Authors: A E Ades, Elizabeth B Brickley, Neal Alexander, David Brown, Thomas Jaenisch, Demócrito de Barros Miranda-Filho, Moritz Pohl, Kerstin D Rosenberger, Antoni Soriano-Arandes , Claire Thorne et al.
Published in: BMJ Journals
Introduction Zika virus (ZIKV) infection in pregnancy has been associated with microcephaly and severe neurological damage to the fetus. Our aim is to document the risks of adverse pregnancy and birth outcomes and the prevalence of laboratory markers of congenital infection in deliveries to women experiencing ZIKV infection during pregnancy, using data from European Commission-funded prospective cohort studies in 20 centres in 11 countries across Latin America and the Caribbean.
Methods and analysis We will carry out a centre-by- centre analysis of the risks of adverse pregnancy and birth outcomes, comparing women with confirmed and suspected ZIKV infection in pregnancy to those with no evidence of infection in pregnancy. We will document the proportion of deliveries in which laboratory markers of congenital infection were present. Finally, we will investigate the associations of trimester of maternal infection in pregnancy, presence or absence of maternal symptoms of acute ZIKV infection and previous flavivirus infections with adverse outcomes and with markers of congenital infection. Centre-specific estimates will be pooled using a two-stage approach.

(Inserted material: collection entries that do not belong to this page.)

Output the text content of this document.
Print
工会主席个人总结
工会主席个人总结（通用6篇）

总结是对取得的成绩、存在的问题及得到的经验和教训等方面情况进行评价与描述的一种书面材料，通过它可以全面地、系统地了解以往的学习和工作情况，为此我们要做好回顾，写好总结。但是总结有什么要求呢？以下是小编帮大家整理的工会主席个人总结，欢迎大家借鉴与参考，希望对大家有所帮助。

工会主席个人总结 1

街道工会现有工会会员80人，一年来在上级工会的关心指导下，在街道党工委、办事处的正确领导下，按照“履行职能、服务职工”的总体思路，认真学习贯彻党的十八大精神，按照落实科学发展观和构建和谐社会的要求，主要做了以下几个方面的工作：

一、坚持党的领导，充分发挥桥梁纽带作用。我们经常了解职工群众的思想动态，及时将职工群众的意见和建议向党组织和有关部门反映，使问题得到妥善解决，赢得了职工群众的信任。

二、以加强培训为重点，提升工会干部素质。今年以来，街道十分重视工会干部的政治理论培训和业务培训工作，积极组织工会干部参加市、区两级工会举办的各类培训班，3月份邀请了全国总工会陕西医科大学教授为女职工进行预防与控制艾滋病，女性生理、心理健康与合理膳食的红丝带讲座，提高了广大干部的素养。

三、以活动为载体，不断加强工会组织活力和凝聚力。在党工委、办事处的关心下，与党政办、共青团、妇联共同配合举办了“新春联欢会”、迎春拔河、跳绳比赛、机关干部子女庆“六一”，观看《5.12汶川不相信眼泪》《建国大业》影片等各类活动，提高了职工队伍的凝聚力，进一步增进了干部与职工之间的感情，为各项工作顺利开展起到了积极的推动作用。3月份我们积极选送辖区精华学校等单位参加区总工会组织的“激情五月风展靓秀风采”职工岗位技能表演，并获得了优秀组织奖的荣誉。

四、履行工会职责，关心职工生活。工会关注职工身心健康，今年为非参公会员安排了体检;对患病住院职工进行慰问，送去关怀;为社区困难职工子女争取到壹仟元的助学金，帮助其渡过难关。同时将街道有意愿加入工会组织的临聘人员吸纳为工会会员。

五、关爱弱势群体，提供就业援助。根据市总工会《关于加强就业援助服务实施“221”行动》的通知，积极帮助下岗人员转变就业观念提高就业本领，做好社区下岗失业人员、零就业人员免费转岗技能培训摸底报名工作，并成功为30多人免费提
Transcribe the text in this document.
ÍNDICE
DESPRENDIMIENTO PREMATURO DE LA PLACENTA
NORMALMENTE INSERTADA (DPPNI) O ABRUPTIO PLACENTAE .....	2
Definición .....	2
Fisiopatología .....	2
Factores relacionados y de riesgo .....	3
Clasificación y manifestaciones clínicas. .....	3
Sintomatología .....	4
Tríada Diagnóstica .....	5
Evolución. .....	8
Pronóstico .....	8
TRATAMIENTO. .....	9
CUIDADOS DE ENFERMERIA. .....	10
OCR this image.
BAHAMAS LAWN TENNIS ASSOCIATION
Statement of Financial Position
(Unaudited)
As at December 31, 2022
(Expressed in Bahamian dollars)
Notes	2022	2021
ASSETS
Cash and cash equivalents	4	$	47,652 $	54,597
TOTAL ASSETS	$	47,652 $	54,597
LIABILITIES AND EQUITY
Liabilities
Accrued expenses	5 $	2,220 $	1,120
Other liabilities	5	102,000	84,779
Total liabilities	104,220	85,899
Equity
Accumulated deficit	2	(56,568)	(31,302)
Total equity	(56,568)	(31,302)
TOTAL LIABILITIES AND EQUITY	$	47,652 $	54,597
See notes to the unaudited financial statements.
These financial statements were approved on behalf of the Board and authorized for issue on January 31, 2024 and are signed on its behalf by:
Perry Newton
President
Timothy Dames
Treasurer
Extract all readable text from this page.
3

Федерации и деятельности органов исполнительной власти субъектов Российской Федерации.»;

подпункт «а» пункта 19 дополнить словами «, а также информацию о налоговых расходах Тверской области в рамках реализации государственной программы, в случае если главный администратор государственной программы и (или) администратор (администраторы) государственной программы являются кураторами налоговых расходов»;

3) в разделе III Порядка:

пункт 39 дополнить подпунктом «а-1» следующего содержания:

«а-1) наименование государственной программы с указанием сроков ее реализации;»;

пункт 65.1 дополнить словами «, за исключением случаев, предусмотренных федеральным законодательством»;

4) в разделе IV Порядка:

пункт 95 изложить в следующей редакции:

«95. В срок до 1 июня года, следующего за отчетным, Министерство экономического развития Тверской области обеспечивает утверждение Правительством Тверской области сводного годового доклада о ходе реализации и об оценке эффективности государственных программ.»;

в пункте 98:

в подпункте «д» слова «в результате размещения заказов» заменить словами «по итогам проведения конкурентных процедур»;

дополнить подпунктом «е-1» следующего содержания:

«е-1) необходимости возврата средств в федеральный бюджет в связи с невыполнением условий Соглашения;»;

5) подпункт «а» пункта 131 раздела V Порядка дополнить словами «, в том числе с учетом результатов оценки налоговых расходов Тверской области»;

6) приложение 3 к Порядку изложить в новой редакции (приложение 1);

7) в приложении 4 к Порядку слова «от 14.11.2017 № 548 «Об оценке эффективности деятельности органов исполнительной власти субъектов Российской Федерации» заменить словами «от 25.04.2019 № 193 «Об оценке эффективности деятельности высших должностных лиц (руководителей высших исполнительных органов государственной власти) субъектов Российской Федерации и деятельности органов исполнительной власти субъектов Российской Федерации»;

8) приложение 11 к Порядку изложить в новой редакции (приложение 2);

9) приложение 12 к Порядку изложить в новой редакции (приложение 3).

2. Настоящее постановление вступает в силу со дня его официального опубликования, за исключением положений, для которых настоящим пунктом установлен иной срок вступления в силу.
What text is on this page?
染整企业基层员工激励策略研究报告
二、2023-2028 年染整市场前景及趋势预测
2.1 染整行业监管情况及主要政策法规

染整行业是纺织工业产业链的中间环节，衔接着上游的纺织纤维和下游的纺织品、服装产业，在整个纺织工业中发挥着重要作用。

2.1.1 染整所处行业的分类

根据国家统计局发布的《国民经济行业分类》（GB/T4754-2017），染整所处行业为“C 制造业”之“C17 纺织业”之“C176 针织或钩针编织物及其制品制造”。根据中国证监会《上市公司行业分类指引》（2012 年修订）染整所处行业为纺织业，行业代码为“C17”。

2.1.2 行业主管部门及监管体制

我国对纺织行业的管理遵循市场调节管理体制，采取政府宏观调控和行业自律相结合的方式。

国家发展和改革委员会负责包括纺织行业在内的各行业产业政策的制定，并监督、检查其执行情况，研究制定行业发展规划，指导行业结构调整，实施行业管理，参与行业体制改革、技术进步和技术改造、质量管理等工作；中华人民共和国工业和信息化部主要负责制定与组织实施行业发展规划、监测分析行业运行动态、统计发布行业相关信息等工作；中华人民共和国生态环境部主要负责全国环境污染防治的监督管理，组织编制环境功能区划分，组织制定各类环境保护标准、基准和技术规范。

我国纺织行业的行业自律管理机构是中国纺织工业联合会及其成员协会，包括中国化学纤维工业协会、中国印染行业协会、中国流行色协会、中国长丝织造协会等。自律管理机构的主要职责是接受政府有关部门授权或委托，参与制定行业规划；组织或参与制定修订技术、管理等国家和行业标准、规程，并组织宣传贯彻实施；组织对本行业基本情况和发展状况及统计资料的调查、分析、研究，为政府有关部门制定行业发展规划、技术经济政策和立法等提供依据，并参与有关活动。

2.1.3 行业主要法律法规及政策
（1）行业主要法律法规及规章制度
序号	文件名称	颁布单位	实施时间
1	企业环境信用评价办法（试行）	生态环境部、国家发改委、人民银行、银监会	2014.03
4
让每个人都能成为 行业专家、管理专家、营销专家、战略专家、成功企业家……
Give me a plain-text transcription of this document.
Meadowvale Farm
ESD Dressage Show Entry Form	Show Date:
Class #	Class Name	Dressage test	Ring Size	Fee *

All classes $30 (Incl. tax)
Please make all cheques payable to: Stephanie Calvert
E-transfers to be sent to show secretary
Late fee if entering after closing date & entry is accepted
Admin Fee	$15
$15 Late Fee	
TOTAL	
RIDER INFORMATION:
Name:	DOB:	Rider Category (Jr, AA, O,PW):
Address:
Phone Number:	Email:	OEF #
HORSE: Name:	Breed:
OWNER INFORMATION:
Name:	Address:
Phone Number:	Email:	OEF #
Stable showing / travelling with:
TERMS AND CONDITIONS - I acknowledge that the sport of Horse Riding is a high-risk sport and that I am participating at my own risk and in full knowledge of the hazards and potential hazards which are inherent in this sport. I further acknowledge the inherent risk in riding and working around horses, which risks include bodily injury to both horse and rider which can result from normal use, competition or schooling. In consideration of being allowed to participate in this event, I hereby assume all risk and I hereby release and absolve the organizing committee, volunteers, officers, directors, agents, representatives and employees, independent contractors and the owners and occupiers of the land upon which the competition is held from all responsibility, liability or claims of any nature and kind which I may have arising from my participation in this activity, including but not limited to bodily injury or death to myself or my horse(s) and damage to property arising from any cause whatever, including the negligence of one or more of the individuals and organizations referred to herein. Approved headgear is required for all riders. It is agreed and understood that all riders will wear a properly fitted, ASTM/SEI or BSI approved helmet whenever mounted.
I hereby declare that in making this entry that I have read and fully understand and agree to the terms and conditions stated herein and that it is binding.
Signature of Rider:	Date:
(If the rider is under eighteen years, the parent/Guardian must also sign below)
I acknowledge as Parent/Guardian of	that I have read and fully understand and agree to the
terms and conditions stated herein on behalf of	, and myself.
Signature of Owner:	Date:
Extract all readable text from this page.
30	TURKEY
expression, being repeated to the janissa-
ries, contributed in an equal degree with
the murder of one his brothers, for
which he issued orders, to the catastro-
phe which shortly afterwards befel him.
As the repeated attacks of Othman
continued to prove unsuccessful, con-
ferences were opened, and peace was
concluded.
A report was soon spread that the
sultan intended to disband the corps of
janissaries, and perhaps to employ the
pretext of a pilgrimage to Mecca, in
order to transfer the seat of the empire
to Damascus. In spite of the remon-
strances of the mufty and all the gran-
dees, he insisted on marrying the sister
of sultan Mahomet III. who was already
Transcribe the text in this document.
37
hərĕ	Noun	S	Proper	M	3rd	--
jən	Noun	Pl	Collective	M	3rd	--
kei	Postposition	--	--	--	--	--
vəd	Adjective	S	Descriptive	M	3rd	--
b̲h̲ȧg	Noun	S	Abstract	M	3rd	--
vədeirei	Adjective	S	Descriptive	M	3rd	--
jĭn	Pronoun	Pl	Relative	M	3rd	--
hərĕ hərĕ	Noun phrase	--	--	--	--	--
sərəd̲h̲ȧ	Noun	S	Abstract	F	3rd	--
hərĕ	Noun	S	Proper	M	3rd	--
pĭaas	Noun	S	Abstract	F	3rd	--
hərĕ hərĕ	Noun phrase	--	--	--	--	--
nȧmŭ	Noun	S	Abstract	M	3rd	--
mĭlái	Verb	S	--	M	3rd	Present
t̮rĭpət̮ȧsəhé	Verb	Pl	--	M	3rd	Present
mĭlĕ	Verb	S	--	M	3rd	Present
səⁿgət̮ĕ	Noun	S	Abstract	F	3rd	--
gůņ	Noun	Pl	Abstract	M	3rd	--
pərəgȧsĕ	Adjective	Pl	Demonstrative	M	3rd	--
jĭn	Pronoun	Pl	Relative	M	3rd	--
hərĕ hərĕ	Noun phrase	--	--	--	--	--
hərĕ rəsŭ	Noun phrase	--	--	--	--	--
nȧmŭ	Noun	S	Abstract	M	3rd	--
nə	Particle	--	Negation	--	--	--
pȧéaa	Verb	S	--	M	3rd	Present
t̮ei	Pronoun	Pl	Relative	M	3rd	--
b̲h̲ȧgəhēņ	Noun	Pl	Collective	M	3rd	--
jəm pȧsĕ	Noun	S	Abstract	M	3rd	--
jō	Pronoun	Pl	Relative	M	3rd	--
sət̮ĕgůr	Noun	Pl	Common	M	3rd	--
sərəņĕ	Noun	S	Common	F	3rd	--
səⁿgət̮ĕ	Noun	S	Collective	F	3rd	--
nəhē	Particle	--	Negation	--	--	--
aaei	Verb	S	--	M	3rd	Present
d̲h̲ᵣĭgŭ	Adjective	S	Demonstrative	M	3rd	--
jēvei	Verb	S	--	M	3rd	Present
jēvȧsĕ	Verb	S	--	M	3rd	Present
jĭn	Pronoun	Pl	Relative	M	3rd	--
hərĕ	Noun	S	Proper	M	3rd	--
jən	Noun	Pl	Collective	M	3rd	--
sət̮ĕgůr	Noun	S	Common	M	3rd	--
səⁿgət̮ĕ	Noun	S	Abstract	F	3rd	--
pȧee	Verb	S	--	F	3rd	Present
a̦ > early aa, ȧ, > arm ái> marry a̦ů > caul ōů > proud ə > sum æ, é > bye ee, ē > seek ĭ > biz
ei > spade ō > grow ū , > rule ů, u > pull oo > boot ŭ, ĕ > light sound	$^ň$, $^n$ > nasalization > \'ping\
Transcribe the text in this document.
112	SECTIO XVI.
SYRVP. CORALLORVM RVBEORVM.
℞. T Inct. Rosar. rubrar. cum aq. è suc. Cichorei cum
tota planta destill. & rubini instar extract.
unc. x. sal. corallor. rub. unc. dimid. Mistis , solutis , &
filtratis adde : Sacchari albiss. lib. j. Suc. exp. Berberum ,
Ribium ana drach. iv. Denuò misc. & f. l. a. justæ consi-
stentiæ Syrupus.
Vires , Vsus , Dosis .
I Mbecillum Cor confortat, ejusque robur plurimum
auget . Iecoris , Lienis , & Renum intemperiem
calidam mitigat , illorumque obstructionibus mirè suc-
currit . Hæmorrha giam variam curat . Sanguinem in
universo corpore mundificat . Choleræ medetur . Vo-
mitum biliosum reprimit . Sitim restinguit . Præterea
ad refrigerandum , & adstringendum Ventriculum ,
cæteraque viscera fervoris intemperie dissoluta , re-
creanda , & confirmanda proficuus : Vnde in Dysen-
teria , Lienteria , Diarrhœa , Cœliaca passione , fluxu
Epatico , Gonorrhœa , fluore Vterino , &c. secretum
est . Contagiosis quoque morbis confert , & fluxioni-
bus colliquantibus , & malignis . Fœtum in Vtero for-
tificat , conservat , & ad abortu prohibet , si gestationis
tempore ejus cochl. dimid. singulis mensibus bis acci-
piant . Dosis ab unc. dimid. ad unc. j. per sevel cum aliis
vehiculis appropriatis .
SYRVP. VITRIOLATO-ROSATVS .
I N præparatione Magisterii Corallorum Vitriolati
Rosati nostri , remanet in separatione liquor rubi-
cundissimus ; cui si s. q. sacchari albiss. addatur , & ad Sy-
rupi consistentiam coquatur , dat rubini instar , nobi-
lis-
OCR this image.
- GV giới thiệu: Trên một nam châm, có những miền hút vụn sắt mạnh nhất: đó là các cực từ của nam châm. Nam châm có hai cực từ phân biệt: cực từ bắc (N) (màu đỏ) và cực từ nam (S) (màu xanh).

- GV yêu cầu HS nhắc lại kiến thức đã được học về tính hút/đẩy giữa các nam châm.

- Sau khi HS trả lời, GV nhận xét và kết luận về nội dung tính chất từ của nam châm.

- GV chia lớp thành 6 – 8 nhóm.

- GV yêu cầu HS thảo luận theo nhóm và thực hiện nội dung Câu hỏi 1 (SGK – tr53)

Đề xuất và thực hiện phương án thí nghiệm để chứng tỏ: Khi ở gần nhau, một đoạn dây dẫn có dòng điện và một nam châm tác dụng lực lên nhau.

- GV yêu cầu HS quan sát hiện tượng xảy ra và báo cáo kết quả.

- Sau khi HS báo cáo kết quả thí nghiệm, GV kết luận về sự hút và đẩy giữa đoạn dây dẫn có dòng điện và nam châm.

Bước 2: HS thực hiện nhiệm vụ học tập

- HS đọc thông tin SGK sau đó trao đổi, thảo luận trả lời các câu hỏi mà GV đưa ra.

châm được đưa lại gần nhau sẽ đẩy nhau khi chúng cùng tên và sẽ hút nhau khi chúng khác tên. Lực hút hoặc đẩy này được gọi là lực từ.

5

Ethics and dissemination Ethical approval was obtained at each centre. Findings will be presented at international conferences and published in peer-reviewed open access journals and discussed with local public health officials and representatives of the national Ministries of Health, Pan American Health Organization and WHO involved with ZIKV prevention and control activities.